Almost instantaneously, Q appeared in front of Limis, lounging on the sofa. “You rang?” he asked jovially.
Hardly in a jovial mood, Limis rose from her seat and looked Q straight in the eye. “Where the hell do you get the nerve meddling in my crew’s personal affairs?” she snapped.
“Meddling?” Q repeated with a look of feigned surprise. “Is that what I’m doing? Is pointing out the truth meddling? Is warning of a possible future meddling? What you call meddling, what you call interfering, may have saved the Federation and the rest of this galaxy from the scourge of the Borg. Not that Jean-Luc or Benji or Kathy would be caught dead giving me any credit.”
Limis circled around the desk while maintaining a confrontational expression. “Expediting first contact with the Borg is a far different thing from interfering in people’s personal lives,” she countered. “I would imagine your superiors in the Continuum won’t be too happy about that.”
“You let me worry about that. Now think about this, Limmy? How can you be so sure Grabowski is who he claims to be? For all you know, his motives aren’t as pure as he claims.”

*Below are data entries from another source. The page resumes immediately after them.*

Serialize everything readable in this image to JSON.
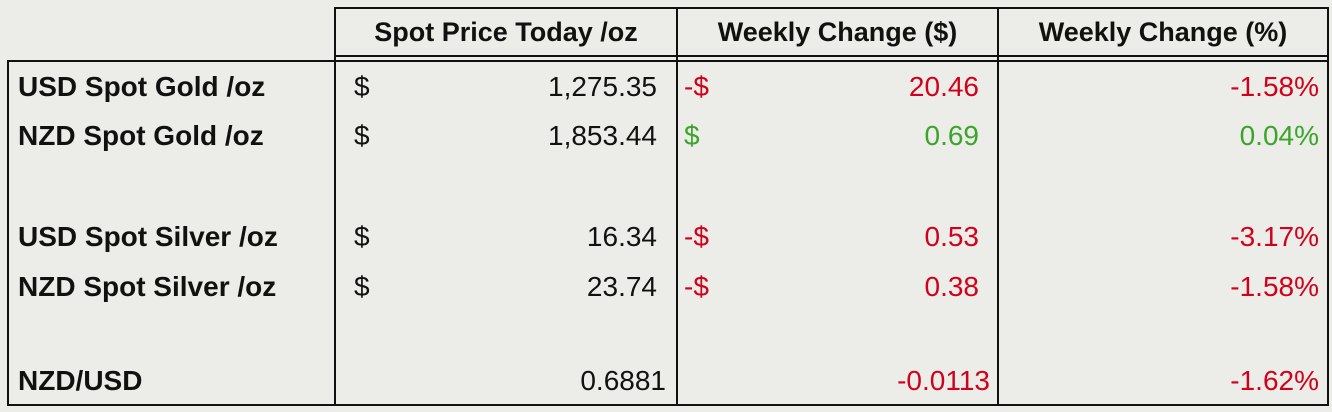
{
  "table": {
    "header": [
      "Spot Price Today /oz",
      "Weekly Change ($)",
      "Weekly Change (%)"
    ],
    "rows": [
      {
        "label": "USD Spot Gold /oz",
        "price_sign": "$",
        "price": "1,275.35",
        "change_sign": "-$",
        "change": "20.46",
        "change_pct": "-1.58%",
        "color": "#d0021b"
      },
      {
        "label": "NZD Spot Gold /oz",
        "price_sign": "$",
        "price": "1,853.44",
        "change_sign": "$",
        "change": "0.69",
        "change_pct": "0.04%",
        "color": "#3aa52a"
      },
      {
        "label": "USD Spot Silver /oz",
        "price_sign": "$",
        "price": "16.34",
        "change_sign": "-$",
        "change": "0.53",
        "change_pct": "-3.17%",
        "color": "#d0021b"
      },
      {
        "label": "NZD Spot Silver /oz",
        "price_sign": "$",
        "price": "23.74",
        "change_sign": "-$",
        "change": "0.38",
        "change_pct": "-1.58%",
        "color": "#d0021b"
      },
      {
        "label": "NZD/USD",
        "price": "0.6881",
        "change": "-0.0113",
        "change_pct": "-1.62%",
        "color": "#d0021b"
      }
    ]
  }
}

“He hasn’t given me reason not to trust him. He helped me escape the Sindareen. He stopped me from surrendering myself to the Dominion in order to preserve his timeline, even though that backfired. He still helped me to make things right. And he’s given us a means to defend ourselves against advanced ships from the future.”

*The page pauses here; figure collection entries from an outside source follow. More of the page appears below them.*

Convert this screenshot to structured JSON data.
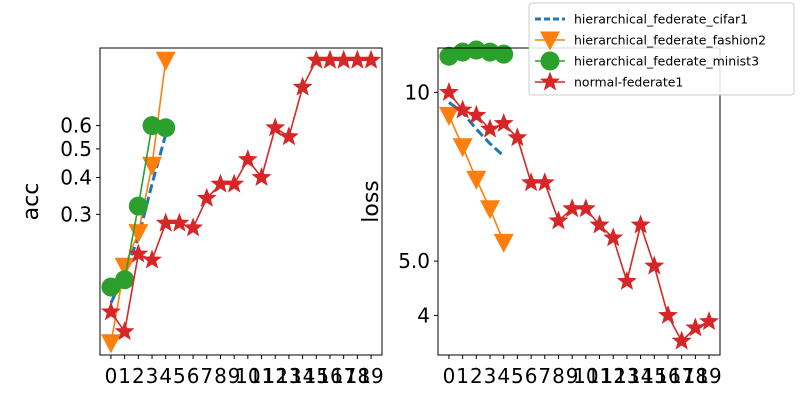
{
  "chart_data": [
    {
      "type": "line",
      "ylabel": "acc",
      "xlabel": "",
      "yscale": "log",
      "xlim": [
        -0.8,
        19.8
      ],
      "ylim": [
        0.1,
        1.1
      ],
      "x_ticks": [
        "0",
        "1",
        "2",
        "3",
        "4",
        "5",
        "6",
        "7",
        "8",
        "9",
        "10",
        "11",
        "12",
        "13",
        "14",
        "15",
        "16",
        "17",
        "18",
        "19"
      ],
      "y_ticks": [
        {
          "value": 0.3,
          "label": "0.3"
        },
        {
          "value": 0.4,
          "label": "0.4"
        },
        {
          "value": 0.5,
          "label": "0.5"
        },
        {
          "value": 0.6,
          "label": "0.6"
        }
      ],
      "series": [
        {
          "name": "hierarchical_federate_cifar1",
          "x": [
            0,
            1,
            2,
            3,
            4
          ],
          "values": [
            0.15,
            0.19,
            0.25,
            0.38,
            0.56
          ]
        },
        {
          "name": "hierarchical_federate_fashion2",
          "x": [
            0,
            1,
            2,
            3,
            4
          ],
          "values": [
            0.11,
            0.2,
            0.26,
            0.44,
            1.0
          ]
        },
        {
          "name": "hierarchical_federate_minist3",
          "x": [
            0,
            1,
            2,
            3,
            4
          ],
          "values": [
            0.17,
            0.18,
            0.32,
            0.6,
            0.59
          ]
        },
        {
          "name": "normal-federate1",
          "x": [
            0,
            1,
            2,
            3,
            4,
            5,
            6,
            7,
            8,
            9,
            10,
            11,
            12,
            13,
            14,
            15,
            16,
            17,
            18,
            19
          ],
          "values": [
            0.14,
            0.12,
            0.22,
            0.21,
            0.28,
            0.28,
            0.27,
            0.34,
            0.38,
            0.38,
            0.46,
            0.4,
            0.59,
            0.55,
            0.81,
            1.0,
            1.0,
            1.0,
            1.0,
            1.0
          ]
        }
      ]
    },
    {
      "type": "line",
      "ylabel": "loss",
      "xlabel": "",
      "yscale": "log",
      "xlim": [
        -0.8,
        19.8
      ],
      "ylim": [
        3.4,
        12.0
      ],
      "x_ticks": [
        "0",
        "1",
        "2",
        "3",
        "4",
        "5",
        "6",
        "7",
        "8",
        "9",
        "10",
        "11",
        "12",
        "13",
        "14",
        "15",
        "16",
        "17",
        "18",
        "19"
      ],
      "y_ticks": [
        {
          "value": 4,
          "label": "4"
        },
        {
          "value": 5,
          "label": "5.0"
        },
        {
          "value": 10,
          "label": "10"
        }
      ],
      "series": [
        {
          "name": "hierarchical_federate_cifar1",
          "x": [
            0,
            1,
            2,
            3,
            4
          ],
          "values": [
            9.6,
            9.2,
            8.6,
            8.1,
            7.7
          ]
        },
        {
          "name": "hierarchical_federate_fashion2",
          "x": [
            0,
            1,
            2,
            3,
            4
          ],
          "values": [
            9.1,
            8.0,
            7.0,
            6.2,
            5.4
          ]
        },
        {
          "name": "hierarchical_federate_minist3",
          "x": [
            0,
            1,
            2,
            3,
            4
          ],
          "values": [
            11.6,
            11.8,
            11.9,
            11.8,
            11.7
          ]
        },
        {
          "name": "normal-federate1",
          "x": [
            0,
            1,
            2,
            3,
            4,
            5,
            6,
            7,
            8,
            9,
            10,
            11,
            12,
            13,
            14,
            15,
            16,
            17,
            18,
            19
          ],
          "values": [
            10.0,
            9.3,
            9.1,
            8.6,
            8.8,
            8.3,
            6.9,
            6.9,
            5.9,
            6.2,
            6.2,
            5.8,
            5.5,
            4.6,
            5.8,
            4.9,
            4.0,
            3.6,
            3.8,
            3.9
          ]
        }
      ]
    }
  ],
  "legend": {
    "placement": "top-right",
    "entries": [
      {
        "label": "hierarchical_federate_cifar1",
        "color": "#1f77b4",
        "marker": "none",
        "dash": true
      },
      {
        "label": "hierarchical_federate_fashion2",
        "color": "#ff7f0e",
        "marker": "triangle-down",
        "dash": false
      },
      {
        "label": "hierarchical_federate_minist3",
        "color": "#2ca02c",
        "marker": "circle",
        "dash": false
      },
      {
        "label": "normal-federate1",
        "color": "#d62728",
        "marker": "star",
        "dash": false
      }
    ]
  },
  "colors": {
    "cifar": "#1f77b4",
    "fashion": "#ff7f0e",
    "minist": "#2ca02c",
    "normal": "#d62728"
  }
}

Q grinned, as if finding Limis’s reasoning flawed. “That doesn’t necessarily follow that victory in the Dominion War is part of the ‘correct timeline’,” he offered. “Remember what I said about greater divine plans.”
“I could not care less about a far future’s ‘correct timeline’,” Limis huffed while seating herself in one of the guest chairs. “I only care about the present and the more immediate future. And a future living under Dominion rule is not one I want to live in. Even if I did know the outcome with a hundred percent certainty, I still wouldn’t roll over and let it happen.”
Q walked towards the desk and sat down in the other guest chair. “As you keep saying,” he responded in a hushed tone, “we make our own futures, with a little help from us, along the way.”
“Are all the Q such narcissists or just you?” Limis snapped. “And come to think of it, just a few days ago, you were telling me to ‘do what needs to be done.’ Now you’re making me doubt that I’m taking the right course of action. This is just another one of your sick games.”
Q wagged his forefinger in her direction. “Oh, you’re good. I’m simply making sure you are doing the right thing for the right reasons.”
“And what if I weren’t doing the right thing for the right reasons?”
“Just be thankful I don’t need to answer that question.” And after that cryptic reply, he snapped his fingers and disappeared in a flash.
Limis scoffed and rolled her eyes. Right now, she was not really concerned with whether all the Q were as obnoxious as this one. To him, she was just performing for his amusement—something to which Limis did not take kindly.